Statistics of Mapping

There must exist in some sense, an argument over the liklihood, that in an infinite string of digits, i.e an irrational number, the probability \(P_d\) of a given digit \(d\) occuring in any base \(\beta\) tends to \[P_d=\frac{1}{\beta-1}\] that is, a uniform distribution.

However this is a naieve, assumption still. However, if this were not true then the much later digits, and therefore much less significant digits would hold some order beyond first assumptions. Is it significant that \(\sqrt{2}\),\(\sqrt{7}\) and \(\sqrt{8}\) each have a double zero after thier mapping at digits \(3\) and \(4\). Probably not, however, if it were the case it would suggest correlation in digits \(104\) and \(85\) of the original numbers. The fact this feature is in base \(10\) only (I’m guessing) dismissed it almost immediatly.

Let us conduct some experiments. Analysing the first \(10000000\) digits of pi (from http://pi.karmona.com/) gives \[\begin{array}{|c|c|c|} \hline 0's& 9.9944 \%& 999440 \\ 1's& 9.9933 \%& 999333 \\ 2's& 10.0031 \%& 1000306 \\ 3's& 9.9996 \%& 999965 \\ 4's& 10.0109 \%& 1001093 \\ 5's& 10.0047 \%& 1000466 \\ 6's& 9.9934 \%& 999337 \\ 7's& 10.0021 \%& 1000207 \\ 8's& 9.9981 \%& 999814 \\ 9's& 10.0004 \%& 1000040 \\ \hline \end{array}\]

This is a fairly flat distribution, with the largest fluctuation of \(1093/10000000\) roughly one ten-thousandth.

However for Champernowne constant we have a distinctly different situation! for \(5888890\) digits we have an exact sharing of digits between non-zero digits! But the zeros are distinctly less. \[\begin{array}{|c|c|c|} \hline 0's & 8.3019 \%& 488890 \\ 1's & 10.1887 \%& 600000 \\ 2's & 10.1887 \%& 600000 \\ 3's & 10.1887 \%& 600000 \\ 4's & 10.1887 \%& 600000 \\ 5's & 10.1887 \%& 600000 \\ 6's & 10.1887 \%& 600000 \\ 7's & 10.1887 \%& 600000 \\ 8's & 10.1887 \%& 600000 \\ 9's & 10.1887 \%& 600000 \\ \hline \end{array}\]

Perhaps there is some convergence to a constant which is the ratio of the number of zeroes in the base 10 Champernowne constant to the number of another digit. The best guess from this is \(0.814816667\) so far. Actually it is a necessarcy condition that the number of digits printed are up to \(9\),\(99\),\(999\),etc. the maximum of an \(n\) digit string. The next approximation is \(5888890/7000000\) or \(0.84127\) from a sum of \(68888890\) digits. Then we have \(68888890/80000000\) or \(0.861111125\) from a sum of \(788888890\) digits.

This appears very slow to converge... But there is reasonable scope for a pattern, and limiting behavior.

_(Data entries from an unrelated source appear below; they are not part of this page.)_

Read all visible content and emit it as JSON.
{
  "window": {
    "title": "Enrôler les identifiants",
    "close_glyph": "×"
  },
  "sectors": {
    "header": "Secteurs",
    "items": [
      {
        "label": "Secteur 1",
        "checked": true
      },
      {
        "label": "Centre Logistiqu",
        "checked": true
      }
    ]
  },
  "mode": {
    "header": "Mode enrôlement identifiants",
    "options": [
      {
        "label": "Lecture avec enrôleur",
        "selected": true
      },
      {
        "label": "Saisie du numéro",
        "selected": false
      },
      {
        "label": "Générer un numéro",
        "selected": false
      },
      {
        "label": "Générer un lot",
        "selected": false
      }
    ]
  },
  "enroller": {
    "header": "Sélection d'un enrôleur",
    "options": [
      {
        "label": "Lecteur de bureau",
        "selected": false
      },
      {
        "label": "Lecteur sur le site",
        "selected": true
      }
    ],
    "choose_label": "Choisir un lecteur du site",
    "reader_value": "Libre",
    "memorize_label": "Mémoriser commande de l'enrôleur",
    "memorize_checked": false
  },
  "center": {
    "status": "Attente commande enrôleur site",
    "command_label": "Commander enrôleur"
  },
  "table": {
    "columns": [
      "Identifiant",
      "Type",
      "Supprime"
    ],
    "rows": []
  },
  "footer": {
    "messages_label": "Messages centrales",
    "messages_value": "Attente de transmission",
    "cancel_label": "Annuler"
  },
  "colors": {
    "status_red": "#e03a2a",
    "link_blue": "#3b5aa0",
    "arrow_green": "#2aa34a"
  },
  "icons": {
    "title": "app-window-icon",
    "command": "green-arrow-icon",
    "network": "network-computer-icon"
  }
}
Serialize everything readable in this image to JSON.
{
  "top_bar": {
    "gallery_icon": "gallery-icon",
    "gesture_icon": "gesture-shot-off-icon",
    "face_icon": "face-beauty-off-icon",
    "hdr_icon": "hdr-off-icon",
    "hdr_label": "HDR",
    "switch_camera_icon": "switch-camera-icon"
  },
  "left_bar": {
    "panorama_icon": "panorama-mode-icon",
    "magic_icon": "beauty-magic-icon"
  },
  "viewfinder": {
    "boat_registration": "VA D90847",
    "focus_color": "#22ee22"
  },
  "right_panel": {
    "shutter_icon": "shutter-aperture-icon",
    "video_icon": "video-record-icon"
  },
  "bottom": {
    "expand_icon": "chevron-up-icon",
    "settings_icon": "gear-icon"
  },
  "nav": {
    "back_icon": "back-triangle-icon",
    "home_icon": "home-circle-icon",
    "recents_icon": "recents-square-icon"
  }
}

\[\begin{array}{|c|c|c|} \hline It & Ndigs & frac \\ - & 0 & 0/0 \\ 0 & 10 & 1/1 \\ 1 & 190 & 10/20 \\ 2 & 2890 & 190/300 \\ 3 & 38890 & 2890/4000 \\ 4 & 488890 & 38890/50000 \\ 5 & 5888890 & 488890/600000 \\ \end{array}\]

This gives us OEIS:\(A033714\)

And we may take the fraction of \(n|(n-1)8|90\) and \((n+2)|(n+1)0\), where the \(|\) terms mean digit pastingor concatenation to find the convergence. Where for example, \(n=3\) gives \(38890/50000\) such a notation is interesting \[\frac{<n>|(n-1)8|<90>}{<n+2>|(n+1)0}\]

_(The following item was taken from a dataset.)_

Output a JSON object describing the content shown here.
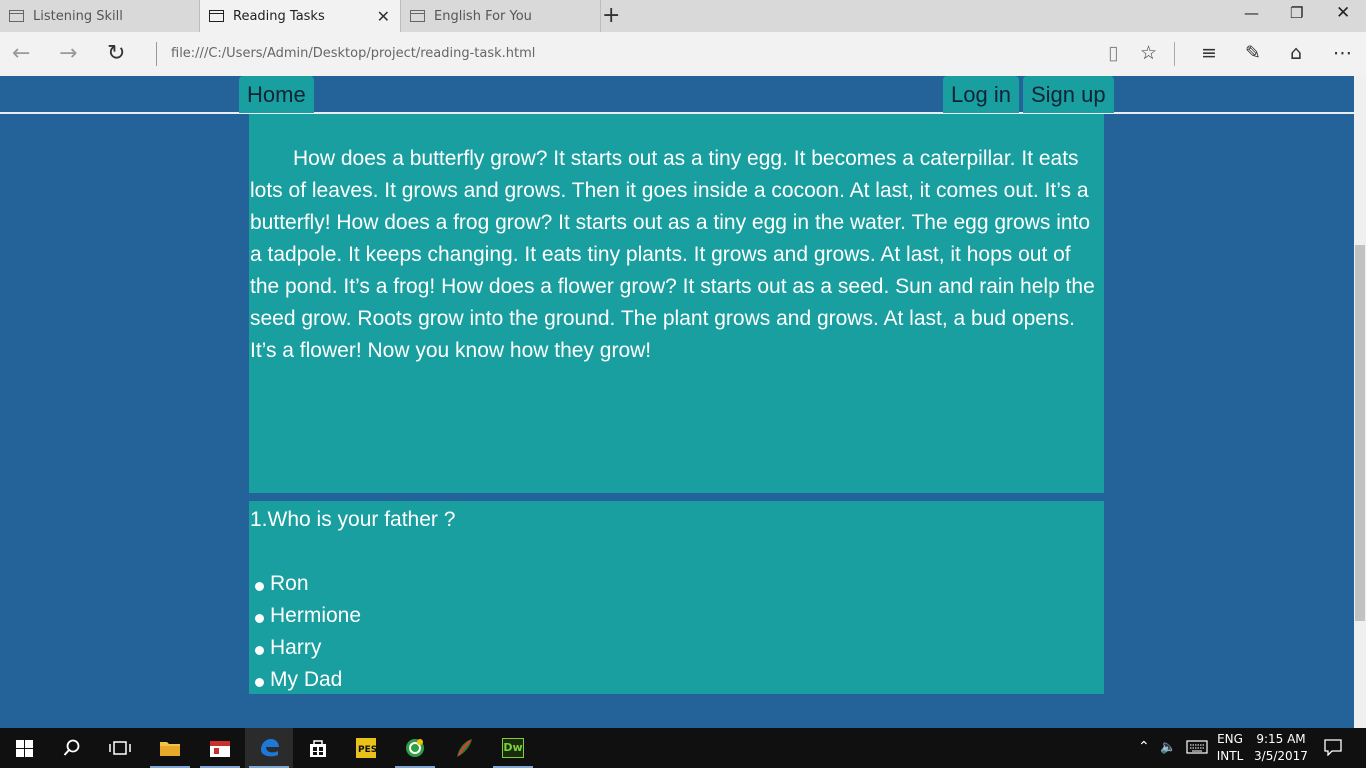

if we take \(<>\) to mean the literal value of, \(|\) a concatenation of, and \(f(n);d\) to mean \(f(n)\) repeats of digit \(d\). It even has a stringe interpretation in the corner cases, i.e \(n=-1\) etc...

\[\frac{<-1>|(-1-1)8|<90>}{<-1+2>|(-1+1)0}=\frac{<-1>|(-2)8|<90>}{<1>}= \frac{[90-88-1]}{1} \\ \frac{<0>|(0-1)8|<90>}{<0+2>|(0+1)0}=\frac{<0>|(-1)8|<90>}{<2>|(1)0}= \frac{[9-8]|<0>}{20}\]

Using this template we can concoct ratios such as \(20888888888888888888890/22000000000000000000000\) or \(0.949494949494949494949545454545454545454545454545454545454545...\)

Taking it to \[\frac{50|49;8|90}{52|51;0} = 0.9\overline{786324}\]

seems to indicate such a gap closes.